In late spring and summer, many people are astonished to find an adorable, helpless-looking baby deer, or fawn curled up in their yard. Some assume the fawn is orphaned and in need of help, and run out to grab the animal. They don’t realize that this is the worst thing they can possibly do.
What’s happened is that the mother deer has “parked” her fawn there on purpose – in a place that seemed safe in the night. Deer moms do not stay with their fawns because they don’t want to attract predators. Mom has an odor, but her fawn does not. The fawn is completely dependent on her protective coloration (the spots on her coat that help her blend into the landscape) and on being scent-less to avoid detection by dogs, coyotes, and other sources of danger.
When good intentions go bad…
Only when the fawn is at least a month old will she start traveling around with mom. Until then, she stays put—more or less—and waits for her mom to come back and nurse her 2-3 times a day—usually in the early morning or at night, when no one is looking. When people don’t know this important information it can lead to “kidnapping”—taking the young fawn, mistakenly thinking she’s orphaned. This misplaced concern has led to cases of people trying to keep fawns as pets, which usually has a tragic outcome, since wild deer don’t make good—or legal—pets. Some people insist the fawn go to a wildlife rehabilitator, to ensure she’s kept safe. What they aren’t thinking about is that mom is out there, desperately looking for her baby. And no matter how good a rehabilitator is, they can’t teach the fawn necessary survival skills, like how to recognize and avoid predators. Only a mother deer can teach her fawn that. Fawns raised by people, even when using the best standards, simply can’t duplicate the vital teaching and guidance given by the natural parents.
Know when to help…
So if you think a fawn is orphaned, and are tempted to grab her, DON’T DO IT!!! In almost all cases, the fawn is behaving normally and should be left right where she is.

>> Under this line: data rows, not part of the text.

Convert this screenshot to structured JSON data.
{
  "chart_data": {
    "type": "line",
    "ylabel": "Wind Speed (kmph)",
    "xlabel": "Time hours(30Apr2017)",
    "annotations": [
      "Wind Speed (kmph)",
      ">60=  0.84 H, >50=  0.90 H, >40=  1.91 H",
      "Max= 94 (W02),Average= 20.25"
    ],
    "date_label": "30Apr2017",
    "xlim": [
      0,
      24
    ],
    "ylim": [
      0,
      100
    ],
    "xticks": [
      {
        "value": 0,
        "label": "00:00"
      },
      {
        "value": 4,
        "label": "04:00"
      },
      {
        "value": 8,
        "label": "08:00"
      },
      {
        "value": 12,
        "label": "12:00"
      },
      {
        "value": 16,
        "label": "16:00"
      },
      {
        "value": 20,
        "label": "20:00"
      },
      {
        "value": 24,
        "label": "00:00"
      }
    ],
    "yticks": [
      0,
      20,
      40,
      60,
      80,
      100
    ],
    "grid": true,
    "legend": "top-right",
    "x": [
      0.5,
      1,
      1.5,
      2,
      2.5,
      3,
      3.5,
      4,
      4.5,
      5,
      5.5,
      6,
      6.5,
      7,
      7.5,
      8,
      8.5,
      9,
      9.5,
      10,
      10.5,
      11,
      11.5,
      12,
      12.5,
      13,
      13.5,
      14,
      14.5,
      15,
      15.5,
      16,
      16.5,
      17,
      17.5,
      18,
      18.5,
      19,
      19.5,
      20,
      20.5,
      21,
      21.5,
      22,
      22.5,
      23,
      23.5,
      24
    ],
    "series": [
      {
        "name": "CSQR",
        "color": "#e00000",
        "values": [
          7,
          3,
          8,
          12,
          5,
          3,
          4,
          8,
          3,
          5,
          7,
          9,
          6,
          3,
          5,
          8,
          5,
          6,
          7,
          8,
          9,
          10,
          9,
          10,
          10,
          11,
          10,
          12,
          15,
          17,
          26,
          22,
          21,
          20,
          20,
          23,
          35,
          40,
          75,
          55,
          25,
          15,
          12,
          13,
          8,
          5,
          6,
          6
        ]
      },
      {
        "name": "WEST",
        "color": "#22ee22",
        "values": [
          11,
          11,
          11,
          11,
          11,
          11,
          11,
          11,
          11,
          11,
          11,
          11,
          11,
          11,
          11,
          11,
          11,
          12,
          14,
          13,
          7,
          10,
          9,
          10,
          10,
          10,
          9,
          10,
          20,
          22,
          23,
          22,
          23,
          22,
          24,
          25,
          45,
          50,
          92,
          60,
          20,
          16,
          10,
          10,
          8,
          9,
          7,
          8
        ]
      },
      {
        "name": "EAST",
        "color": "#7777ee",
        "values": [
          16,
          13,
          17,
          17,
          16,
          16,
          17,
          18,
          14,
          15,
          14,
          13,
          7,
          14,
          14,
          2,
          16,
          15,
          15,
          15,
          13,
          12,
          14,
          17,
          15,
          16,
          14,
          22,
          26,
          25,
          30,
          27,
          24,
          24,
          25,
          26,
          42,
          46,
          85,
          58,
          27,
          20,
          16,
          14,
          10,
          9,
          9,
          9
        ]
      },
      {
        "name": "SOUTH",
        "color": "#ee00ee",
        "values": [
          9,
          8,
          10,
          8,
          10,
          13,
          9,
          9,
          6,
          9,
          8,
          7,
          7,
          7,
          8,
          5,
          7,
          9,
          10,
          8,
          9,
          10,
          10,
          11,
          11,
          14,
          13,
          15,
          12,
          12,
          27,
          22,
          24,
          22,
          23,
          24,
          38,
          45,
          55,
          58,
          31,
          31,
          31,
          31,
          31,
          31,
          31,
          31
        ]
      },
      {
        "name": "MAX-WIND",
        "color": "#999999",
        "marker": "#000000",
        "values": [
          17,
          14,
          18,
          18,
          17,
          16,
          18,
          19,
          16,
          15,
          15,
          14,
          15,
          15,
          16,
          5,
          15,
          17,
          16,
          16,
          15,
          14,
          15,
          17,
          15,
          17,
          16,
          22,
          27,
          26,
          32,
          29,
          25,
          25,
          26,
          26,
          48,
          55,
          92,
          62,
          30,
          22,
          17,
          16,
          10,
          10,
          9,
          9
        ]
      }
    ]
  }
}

ONLY under the following circumstances should the fawn be taken to a licensed wildlife rehabilitator:
- If mom is definitely dead.
- If the fawn has been crying and wandering around all day (and has not been put in this condition by being chased by a dog, for example.)
- If the fawn is definitely injured (i.e. broken leg—not to be confused with their normal wobbly stage when they first start moving around.)
If you think a dead deer in the road is a mother of a nearby fawn, be sure to check the deer’s undersides for signs of lactation, such as milk-filled nipples.
For those few circumstances when you need to capture a clearly orphaned fawn:
- Be sure to put the fawn in a dark, warm and quiet place and do not feed her anything. Fawns have very delicate digestive systems and the wrong food, such as cow’s milk, can kill her.
- Get in touch with your local humane society, animal shelter, police, Audubon society, nature center, animal control officer, or veterinarian immediately!
- Ask them for the phone number of a wildlife rehabilitator who is licensed to take in deer. A rehabilitator specializing in deer may not be nearby, so be prepared to drive the fawn where she needs to go!
Happily, in almost all cases you can just enjoy the sight of that adorable fawn in your yard. Keep your dog away from her, and know that in a few short weeks mom will be whisking her away!